Raccolta di sei testi (cinque racconti più la trascrizione di un discorso che Wallace tenne il 21 maggio del 2005 ai laureati del Kenyon College) che non ha equivalenti in nessun altro Paese del mondo, Stati Uniti compresi. La breve prefazione di Don DeLillo è un accorato intervento che lo scrittore newyorchese fece il 23 ottobre del 2008 al Memorial dedicato al collega e amico, aggiungerei discepolo, morto per suicidio il mese prima, per la precisione: il 12 settembre del 2008 (Wallace aveva quarantasei anni).
Nella raccolta spicca “Il pianeta Trillafon in relazione alla Cosa Brutta”. Si tratta del primo testo mai pubblicato da Wallace, uscito tre anni prima de “La scopa del sistema” – il romanzo d’esordio che rielabora la sua tesi di laurea in filosofia e che rivela il genio di Ithaca tra gli astri nascenti della nuova narrativa americana. Il racconto apparve nel 1984 sulla rivista universitaria “Amherst Review”, ma qualche anno dopo Wallace lo rivisitò e ripropose sotto altre forme in “Brevi interviste con uomini schifosi” col titolo “La persona depressa”. È la cosa più intima e autobiografica scritta da Wallace, una specie di presa di coscienza del proprio disagio psichico, e col senno di poi anche una tragica premonizione. Il suicidio, scrive il giovane autore e studente, non è che un gesto di coerenza: quando il depresso lo attua è già morto. Nell’allegoria della fiction il pianeta Trillafon è una seconda opportunità concessa al malato che sceglie di curarsi con i farmaci invece di sottoporsi a interventi più invasivi. Su Trillafon c’è acqua, c’è ossigeno, ma non è come vivere sulla Terra, abitarci è un surrogato della vita vera.
Il Solomon Silverfish del racconto omonimo (pubblicato nel 1987) è un avvocato sessantenne “sassone segreto, celta teorico” alto, col riporto, che quando s’incazza dà fendenti all’aria. Sua moglie Sophie è malata di cancro e lui, per alleviarle il dolore, le compra da un suo cliente “Troppo Carino” dosi di marijuana. Con uno stratagemma, nel cuore della notte, Solomon viene processato dai familiari della moglie perché per sposarla si sarebbe finto ebreo, ma l’unione autentica che lega i due ormai da trent’anni prescinde da qualunque credo religioso. Solomon ci viene raccontato da diverse prospettive attraverso un’ingegnosa polifonia.

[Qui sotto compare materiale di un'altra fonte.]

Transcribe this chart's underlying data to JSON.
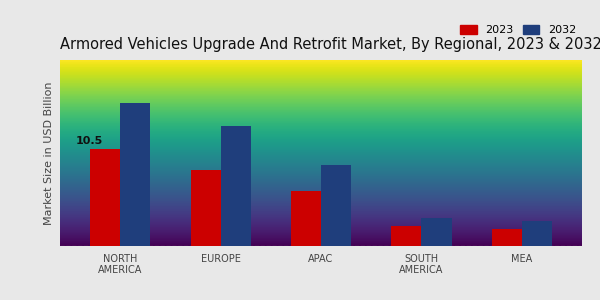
{
  "title": "Armored Vehicles Upgrade And Retrofit Market, By Regional, 2023 & 2032",
  "categories": [
    "NORTH\nAMERICA",
    "EUROPE",
    "APAC",
    "SOUTH\nAMERICA",
    "MEA"
  ],
  "values_2023": [
    10.5,
    8.2,
    6.0,
    2.2,
    1.8
  ],
  "values_2032": [
    15.5,
    13.0,
    8.8,
    3.0,
    2.7
  ],
  "color_2023": "#cc0000",
  "color_2032": "#1f3e7c",
  "ylabel": "Market Size in USD Billion",
  "legend_labels": [
    "2023",
    "2032"
  ],
  "annotation_text": "10.5",
  "background_top": "#f0f0f0",
  "background_bottom": "#d0d0d0",
  "bar_width": 0.3,
  "title_fontsize": 10.5,
  "label_fontsize": 7,
  "ylabel_fontsize": 8,
  "bottom_stripe_color": "#cc0000",
  "annotation_color": "#111111"
}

Una delle doti che più ci sorprendono di Wallace è la naturalezza con la quale è riuscito a mescolare (anche nello stesso periodo) una lingua coltissima col parlato della strada: Wallace è un intellettuale pop, coniuga punti estremi e sa interpretare in chiave comica, con una levità che sfiora la poesia, i momenti più critici della propria sofferenza.
“Altra matematica” (pubblicato nel 1987) è un brevissimo racconto d’amore (oltre ogni altra apparenza), nel quale ci colpisce in particolare la curiosa sperimentazione dialogica.
“Crollo del ’69” (pubblicato nel 1989), il primo tentativo di Wallace di confrontarsi coi temi dell’economia e della finanza, temi che riprenderà e approfondirà qualche anno più avanti in opere ben più complesse (Infinite jest per esempio). “Ordine e fluttuazione a Northampton” (pubblicato nel 1991), tra i testi più geniali e comici scritti da Wallace, racconta un triangolo amoroso piuttosto stratificato sul piano concettuale, nel senso che la storia è ricca di divagazioni filosofiche e scientifiche e per questo può risultare di non facile lettura. Il libro si conclude col celebre discorso che Wallace tenne ai giovani laureati del Kenyon College nell’Ohio. Era il 2005, l’anno di “Considera l’aragosta”. Poco dopo Wallace avrebbe messo mano a quel librone rimasto incompiuto, riassemblato alla meglio e pubblicato postumo col titolo de “Il re pallido”. In una delle loro ultime conversazioni telefoniche, alla domanda di rito dell’amico Jonathan Franzen “Come ti senti oggi, Dave?”, lui rispose “Un po’ peculiare”. Questo era, questo è David Foster Wallace.